Securely Applying the Proper Data to Training a Deep Neural Net
Lucd’s Unified Data Space ensures integrity of an AI Training Pipeline
by: Mark Stadtmueller, VP Product Strategy
Google’s (now Apple’s) John Giannandrea is right: “The real safety question, if you want to call it that, is that if we give these systems biased data, they will be biased” Link.
At Lucd, our AI Platform addresses the challenge of bias through an integral Unified Data Space with role-based access control to data and cell level granularity as the data feed for an AI training pipeline.
The Challenge of AI Training Data
One of the biggest challenges associated with businesses leveraging AI is data. AI starts with data. A system powered by AI needs to be trained on lots and lots of data before being able to be put to positive business use. “Generating value from AI is more complex than simply making or buying AI for a business process. Training AI algorithms involves a variety of skills, including understanding how to build algorithms, how to collect and integrate the relevant data for training purposes, and how to supervise the training of the algorithm.” Link.
But, leveraging that large data set to train a deep neural network can create unforeseen bias if there is bias in the training set. Google does a good job of explaining how this interaction, latent, or selection bias can be introduced from data in this YouTube video.
However as explained in the introduction, some data can be leveraged by a business to create a system with bias that is positive and that same data can be leveraged by a business to create a system with bias that is extremely negative. For instance, a restaurant chain might want to optimize menu selections, background music, and offers targeted specifically to senior citizens and so age and demographic information would be very important in systems leveraging AI to provide better services. However, that same restaurant chain would not want to leverage that same age and demographic data for a hiring system powered by AI. However, creating a specific data store for each and every potential AI powered application would be cost prohibitive and counterproductive, creating the same type systems constrained by limited data that existed before AI.
The Lucd Unified Data Space provides the secure Role Based Access Control and cell level security to Unleash AI in business.

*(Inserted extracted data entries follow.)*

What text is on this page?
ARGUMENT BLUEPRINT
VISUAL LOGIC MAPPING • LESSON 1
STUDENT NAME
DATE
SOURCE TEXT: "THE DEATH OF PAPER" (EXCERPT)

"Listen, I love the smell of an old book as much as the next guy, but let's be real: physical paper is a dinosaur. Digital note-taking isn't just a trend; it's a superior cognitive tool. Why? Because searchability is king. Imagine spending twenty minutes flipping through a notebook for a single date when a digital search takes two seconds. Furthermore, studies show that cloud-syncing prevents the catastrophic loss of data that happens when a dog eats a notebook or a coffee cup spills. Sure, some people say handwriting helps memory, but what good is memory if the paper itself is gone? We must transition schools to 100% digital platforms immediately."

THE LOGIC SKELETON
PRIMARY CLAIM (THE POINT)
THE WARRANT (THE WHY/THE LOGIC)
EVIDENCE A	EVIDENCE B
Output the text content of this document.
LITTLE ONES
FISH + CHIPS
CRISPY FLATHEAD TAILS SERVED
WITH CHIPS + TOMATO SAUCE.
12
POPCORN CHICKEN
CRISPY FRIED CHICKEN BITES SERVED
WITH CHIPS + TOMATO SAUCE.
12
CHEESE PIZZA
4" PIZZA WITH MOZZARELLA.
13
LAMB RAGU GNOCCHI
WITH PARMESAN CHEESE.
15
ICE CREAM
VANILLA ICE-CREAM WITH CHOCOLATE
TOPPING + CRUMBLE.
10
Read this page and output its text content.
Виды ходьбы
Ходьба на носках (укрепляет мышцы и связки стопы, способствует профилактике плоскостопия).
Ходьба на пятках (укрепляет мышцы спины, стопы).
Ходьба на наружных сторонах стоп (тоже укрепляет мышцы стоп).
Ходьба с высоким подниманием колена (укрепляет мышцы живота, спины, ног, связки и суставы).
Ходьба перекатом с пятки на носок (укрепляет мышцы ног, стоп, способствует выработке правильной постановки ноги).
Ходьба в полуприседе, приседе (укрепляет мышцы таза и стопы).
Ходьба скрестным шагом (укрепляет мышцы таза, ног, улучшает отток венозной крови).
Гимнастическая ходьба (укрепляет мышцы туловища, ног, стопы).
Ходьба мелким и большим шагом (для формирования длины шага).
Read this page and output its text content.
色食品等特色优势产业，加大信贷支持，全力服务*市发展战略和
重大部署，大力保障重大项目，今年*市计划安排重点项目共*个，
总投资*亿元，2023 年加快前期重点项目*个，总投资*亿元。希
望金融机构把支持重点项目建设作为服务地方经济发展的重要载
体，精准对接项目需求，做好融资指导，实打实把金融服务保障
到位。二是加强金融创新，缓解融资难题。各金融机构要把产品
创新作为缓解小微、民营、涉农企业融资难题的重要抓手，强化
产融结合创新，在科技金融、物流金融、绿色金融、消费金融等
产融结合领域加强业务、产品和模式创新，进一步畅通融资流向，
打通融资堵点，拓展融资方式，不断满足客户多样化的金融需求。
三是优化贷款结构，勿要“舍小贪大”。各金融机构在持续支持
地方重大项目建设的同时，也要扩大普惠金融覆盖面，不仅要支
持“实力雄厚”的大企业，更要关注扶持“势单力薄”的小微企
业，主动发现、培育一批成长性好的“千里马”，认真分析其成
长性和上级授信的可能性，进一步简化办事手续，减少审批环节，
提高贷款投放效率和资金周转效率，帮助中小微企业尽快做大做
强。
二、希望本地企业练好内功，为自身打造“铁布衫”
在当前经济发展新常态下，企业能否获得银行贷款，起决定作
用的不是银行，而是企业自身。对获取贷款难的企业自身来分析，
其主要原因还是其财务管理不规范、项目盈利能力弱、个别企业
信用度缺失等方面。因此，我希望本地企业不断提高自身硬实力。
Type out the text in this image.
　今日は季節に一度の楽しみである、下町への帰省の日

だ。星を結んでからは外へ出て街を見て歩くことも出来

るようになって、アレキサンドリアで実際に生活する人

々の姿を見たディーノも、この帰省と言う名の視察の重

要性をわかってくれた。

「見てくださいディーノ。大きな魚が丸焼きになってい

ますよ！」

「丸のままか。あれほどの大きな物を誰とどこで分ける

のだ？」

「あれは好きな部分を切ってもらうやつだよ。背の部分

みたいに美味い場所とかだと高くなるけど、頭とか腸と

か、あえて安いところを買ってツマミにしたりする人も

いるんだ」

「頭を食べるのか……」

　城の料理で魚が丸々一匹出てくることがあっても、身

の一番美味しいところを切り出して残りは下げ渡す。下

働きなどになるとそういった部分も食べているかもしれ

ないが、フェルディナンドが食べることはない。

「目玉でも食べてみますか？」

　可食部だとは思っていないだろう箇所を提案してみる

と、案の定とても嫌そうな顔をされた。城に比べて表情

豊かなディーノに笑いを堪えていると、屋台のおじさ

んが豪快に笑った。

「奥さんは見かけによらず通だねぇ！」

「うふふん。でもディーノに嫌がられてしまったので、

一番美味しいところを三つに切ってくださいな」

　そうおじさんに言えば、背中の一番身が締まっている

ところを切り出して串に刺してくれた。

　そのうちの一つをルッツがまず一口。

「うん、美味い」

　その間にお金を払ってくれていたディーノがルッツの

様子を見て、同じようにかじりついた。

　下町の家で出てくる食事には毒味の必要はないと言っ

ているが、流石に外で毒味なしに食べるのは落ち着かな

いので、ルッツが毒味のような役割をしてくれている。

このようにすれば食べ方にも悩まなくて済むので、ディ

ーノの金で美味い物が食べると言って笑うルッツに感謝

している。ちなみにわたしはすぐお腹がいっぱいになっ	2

The Lucd Unified Data Space (UDS) balances efficiency, flexibility and readability when storing data objects. Data access is efficient because a single access is all that is required to retrieve any object. Decoding object values and metadata information is simple and straightforward. The data space is flexible since there are no restrictions on what data can be stored. And it is readable because data is stored in text form wherever possible. Only truly binary data is stored in binary form. This allows developers, analysts and administrators to browse and even insert data into the data space using existing command-line tools.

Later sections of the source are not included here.